Even if, as appears more likely every day, Congress does nothing in 2021 to strengthen federal voting-rights laws, stronger enforcement of existing laws by the U.S. Department of Justice would be far better than nothing. And that’s exactly what Attorney General Merrick Garland pledged to undertake in a speech on Friday. “He said that within 30 days the department would double the Civil Rights Division’s voting rights enforcement staff and committed to working with other agencies to combat voting-related disinformation,” Politico reports. This would give new assistant attorney general for civil rights Kristen Clarke a much better chance to initiate an effective voting-rights strategy absent new legislation.
Alluding to the profusion of new voting restrictions being enacted by Republican-controlled state governments from Georgia to Florida to Iowa to Texas, Garland promised fresh scrutiny from the Justice Department:
Garland said that “many of the changes are not calibrated to address the kinds of voter fraud that are alleged as justification,” and said that DOJ is scrutinizing them to determine whether they violate federal statute.

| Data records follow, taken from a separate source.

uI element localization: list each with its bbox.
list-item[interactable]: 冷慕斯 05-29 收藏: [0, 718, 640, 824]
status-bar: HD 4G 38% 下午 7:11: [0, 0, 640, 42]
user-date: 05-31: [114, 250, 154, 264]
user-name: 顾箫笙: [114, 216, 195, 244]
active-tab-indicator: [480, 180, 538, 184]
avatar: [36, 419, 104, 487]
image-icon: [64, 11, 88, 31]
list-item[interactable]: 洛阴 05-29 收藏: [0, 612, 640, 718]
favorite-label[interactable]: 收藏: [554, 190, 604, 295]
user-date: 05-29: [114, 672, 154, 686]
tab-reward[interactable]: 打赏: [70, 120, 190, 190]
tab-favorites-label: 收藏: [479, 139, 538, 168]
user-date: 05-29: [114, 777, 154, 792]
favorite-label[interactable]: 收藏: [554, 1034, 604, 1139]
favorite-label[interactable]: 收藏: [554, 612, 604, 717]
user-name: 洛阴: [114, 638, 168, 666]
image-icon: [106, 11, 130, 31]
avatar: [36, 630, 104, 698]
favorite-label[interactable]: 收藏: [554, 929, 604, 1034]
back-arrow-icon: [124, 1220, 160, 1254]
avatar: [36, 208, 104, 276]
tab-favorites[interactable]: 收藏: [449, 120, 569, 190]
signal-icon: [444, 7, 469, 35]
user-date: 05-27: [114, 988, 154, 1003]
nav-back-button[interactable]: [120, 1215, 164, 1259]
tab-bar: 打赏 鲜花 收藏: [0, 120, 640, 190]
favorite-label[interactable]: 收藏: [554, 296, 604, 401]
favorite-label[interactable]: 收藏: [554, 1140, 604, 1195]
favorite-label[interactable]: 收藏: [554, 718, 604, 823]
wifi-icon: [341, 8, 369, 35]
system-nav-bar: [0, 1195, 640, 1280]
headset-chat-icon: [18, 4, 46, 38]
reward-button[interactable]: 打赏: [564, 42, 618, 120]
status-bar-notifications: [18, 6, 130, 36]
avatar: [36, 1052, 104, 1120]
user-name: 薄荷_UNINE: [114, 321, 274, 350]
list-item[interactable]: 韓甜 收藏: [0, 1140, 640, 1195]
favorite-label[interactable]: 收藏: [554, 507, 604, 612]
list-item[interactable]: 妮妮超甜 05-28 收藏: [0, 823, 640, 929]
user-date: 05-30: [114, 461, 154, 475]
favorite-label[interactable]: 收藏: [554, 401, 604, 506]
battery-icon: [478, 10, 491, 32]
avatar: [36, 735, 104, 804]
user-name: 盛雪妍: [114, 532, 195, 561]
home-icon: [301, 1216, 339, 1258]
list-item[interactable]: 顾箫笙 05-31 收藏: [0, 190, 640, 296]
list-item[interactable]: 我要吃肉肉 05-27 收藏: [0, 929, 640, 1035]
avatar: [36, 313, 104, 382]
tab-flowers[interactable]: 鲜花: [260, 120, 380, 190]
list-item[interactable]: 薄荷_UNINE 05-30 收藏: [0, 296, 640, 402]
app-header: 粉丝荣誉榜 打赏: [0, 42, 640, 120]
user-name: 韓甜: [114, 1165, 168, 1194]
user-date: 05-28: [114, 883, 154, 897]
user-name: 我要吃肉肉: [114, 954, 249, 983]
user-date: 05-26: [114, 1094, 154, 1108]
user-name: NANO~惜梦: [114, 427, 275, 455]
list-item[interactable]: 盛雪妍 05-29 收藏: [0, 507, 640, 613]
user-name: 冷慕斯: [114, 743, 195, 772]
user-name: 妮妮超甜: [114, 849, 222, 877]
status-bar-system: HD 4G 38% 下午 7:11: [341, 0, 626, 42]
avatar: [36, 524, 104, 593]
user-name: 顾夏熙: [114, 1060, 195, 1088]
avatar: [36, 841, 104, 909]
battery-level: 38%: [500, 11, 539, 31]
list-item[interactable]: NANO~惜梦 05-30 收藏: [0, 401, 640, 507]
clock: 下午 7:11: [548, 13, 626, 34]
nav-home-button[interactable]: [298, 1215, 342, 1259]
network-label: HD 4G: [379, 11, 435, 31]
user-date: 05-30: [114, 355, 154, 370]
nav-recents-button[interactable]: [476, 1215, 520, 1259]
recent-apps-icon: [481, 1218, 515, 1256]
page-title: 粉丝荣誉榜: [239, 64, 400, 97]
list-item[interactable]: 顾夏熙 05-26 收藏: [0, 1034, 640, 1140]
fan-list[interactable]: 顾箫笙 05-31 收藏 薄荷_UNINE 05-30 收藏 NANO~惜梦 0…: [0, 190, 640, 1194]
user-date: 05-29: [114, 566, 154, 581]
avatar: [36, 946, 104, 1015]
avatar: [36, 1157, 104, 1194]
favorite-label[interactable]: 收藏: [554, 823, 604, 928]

“Where we see violations we will not hesitate to act,” he said.
The AG also cast a dim light on the bizarre “audits” under way in Arizona and other states aimed at undermining the legitimacy of settled 2020 election results.
While the administration would undoubtedly welcome the new tools for voting-rights enforcement contained in the For the People Act and the John Lewis Voting Rights Act that nearly all congressional Democrats favor and nearly all Republicans oppose, existing law does give DOJ significant powers to initiate lawsuits against discriminatory state and local actions under Section 2 of the Voting Rights Act of 1965 (the more powerful Section 5 preclearance requirement was gutted by the U.S. Supreme Court in 2013; restoring it is the central purpose of the John Lewis legislation). But fully utilizing those powers will require adequate resources, which is what Garland is now promising to supply.
It’s not an ideal situation for voting-rights advocates, but at least they know they will have some powerful friends in Washington who can do something about voter suppression.